Benchmark Results [00:11:22]

• Needle in a Haystack: Bismouth led by finding 10 bugs, with the next best finding 7 [00:11:27].
• True Positive Rate (Detection): Codeex showed 45%, Bismouth 25%, and Claude Code 16% [00:11:46]. These solutions also generated significantly less “random nonsense” compared to others [00:11:57]. Some agents generated an astounding 70 reports for a single issue, making it impractical for human review [00:14:36].
• PR Review (Needle in a Haystack): Codeex was strong at 27%, followed by Devon at 21%, and Bismouth at 17% [00:12:23]. Even the best model only found about a third of the bugs in this context [00:12:44].

Challenges for Current Agents [00:13:59]

• High False Positive Rates: Many popular agents scored 7% or less true positives on SM100 [00:14:00], indicating they are currently ill-equipped for complex bug finding and fixing [00:14:09].
• Narrow and Shallow Thinking: Agents, even with thinking models, evaluate a narrow range of options and do not go deep enough into selected reasoning chains [00:15:40].
• Lack of Holistic Evaluation: The total number of bugs found per run remains consistent, but the specific bugs found change, suggesting LLMs do not holistically inventory issues within a file [00:16:10].
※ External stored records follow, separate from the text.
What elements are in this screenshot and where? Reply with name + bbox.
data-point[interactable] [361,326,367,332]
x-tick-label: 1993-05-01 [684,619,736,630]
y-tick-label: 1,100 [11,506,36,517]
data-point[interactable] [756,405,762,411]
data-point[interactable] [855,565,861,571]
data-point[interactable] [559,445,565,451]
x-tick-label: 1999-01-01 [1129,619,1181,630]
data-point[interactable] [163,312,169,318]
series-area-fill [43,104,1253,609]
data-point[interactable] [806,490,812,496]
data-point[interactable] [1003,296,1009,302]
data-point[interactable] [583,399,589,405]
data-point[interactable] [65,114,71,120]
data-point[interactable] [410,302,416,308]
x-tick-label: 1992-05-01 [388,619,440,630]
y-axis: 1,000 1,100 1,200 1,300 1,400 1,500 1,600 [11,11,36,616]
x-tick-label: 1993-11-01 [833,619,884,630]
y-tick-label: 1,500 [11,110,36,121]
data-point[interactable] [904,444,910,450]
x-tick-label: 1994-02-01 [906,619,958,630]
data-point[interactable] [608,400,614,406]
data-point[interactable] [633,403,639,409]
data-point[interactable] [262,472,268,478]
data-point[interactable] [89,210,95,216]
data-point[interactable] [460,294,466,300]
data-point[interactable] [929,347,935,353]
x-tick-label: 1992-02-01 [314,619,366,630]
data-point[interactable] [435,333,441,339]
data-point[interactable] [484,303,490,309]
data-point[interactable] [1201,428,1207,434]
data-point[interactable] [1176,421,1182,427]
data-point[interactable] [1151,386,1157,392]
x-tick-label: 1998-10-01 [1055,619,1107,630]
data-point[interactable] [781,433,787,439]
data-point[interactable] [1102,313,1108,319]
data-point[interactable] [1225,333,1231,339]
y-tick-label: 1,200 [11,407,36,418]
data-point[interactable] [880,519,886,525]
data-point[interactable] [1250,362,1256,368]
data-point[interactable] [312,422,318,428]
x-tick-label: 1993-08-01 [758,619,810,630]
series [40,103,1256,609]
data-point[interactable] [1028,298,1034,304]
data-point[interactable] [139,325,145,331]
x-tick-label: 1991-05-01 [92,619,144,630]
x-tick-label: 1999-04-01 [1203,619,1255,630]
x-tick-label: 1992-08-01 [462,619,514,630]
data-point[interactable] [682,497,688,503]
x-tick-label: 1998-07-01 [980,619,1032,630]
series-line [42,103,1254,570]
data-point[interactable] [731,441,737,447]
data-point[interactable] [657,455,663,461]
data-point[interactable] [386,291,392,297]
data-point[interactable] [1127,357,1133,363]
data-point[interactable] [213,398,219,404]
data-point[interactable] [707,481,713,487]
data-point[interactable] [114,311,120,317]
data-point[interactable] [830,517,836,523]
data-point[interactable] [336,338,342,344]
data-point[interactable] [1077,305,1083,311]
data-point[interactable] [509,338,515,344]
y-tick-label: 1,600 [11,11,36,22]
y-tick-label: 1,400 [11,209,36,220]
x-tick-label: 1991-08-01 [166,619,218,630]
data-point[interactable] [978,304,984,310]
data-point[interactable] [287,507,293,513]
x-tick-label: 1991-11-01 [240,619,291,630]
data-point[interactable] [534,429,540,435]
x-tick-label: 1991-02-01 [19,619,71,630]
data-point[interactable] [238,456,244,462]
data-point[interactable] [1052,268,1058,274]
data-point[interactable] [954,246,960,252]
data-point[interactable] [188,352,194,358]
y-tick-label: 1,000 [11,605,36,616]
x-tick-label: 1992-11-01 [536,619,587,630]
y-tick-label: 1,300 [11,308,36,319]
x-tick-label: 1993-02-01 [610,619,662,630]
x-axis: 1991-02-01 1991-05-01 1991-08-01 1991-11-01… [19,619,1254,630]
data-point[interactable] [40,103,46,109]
Conclusion and Future Directions [00:16:42]

Despite decent scores on feature creation benchmarks, existing AI agents significantly struggle with software maintenance tasks like finding and fixing bugs [00:16:50].

“Existing agents are able to create software upfront, but to manage and fix software after it’s been deployed will be a major struggle as far as we see it.” [00:16:55]

Overcoming these challenges requires:

• Targeted search [00:17:09]
• Better program comprehension [00:17:13]
• Cross-file reasoning [00:17:13]
• Improved bug pattern recognition [00:17:15]

While the most frequently used agents today risk introducing new bugs [00:17:44], newer agents, including Bismouth, are showing an increased ability to reason through code and effectively use context for evaluation [00:17:50]. This emerging stability is encouraging, and with continued effort and new techniques, significant improvements in AI for software maintenance are anticipated, benefiting the entire industry [00:18:11].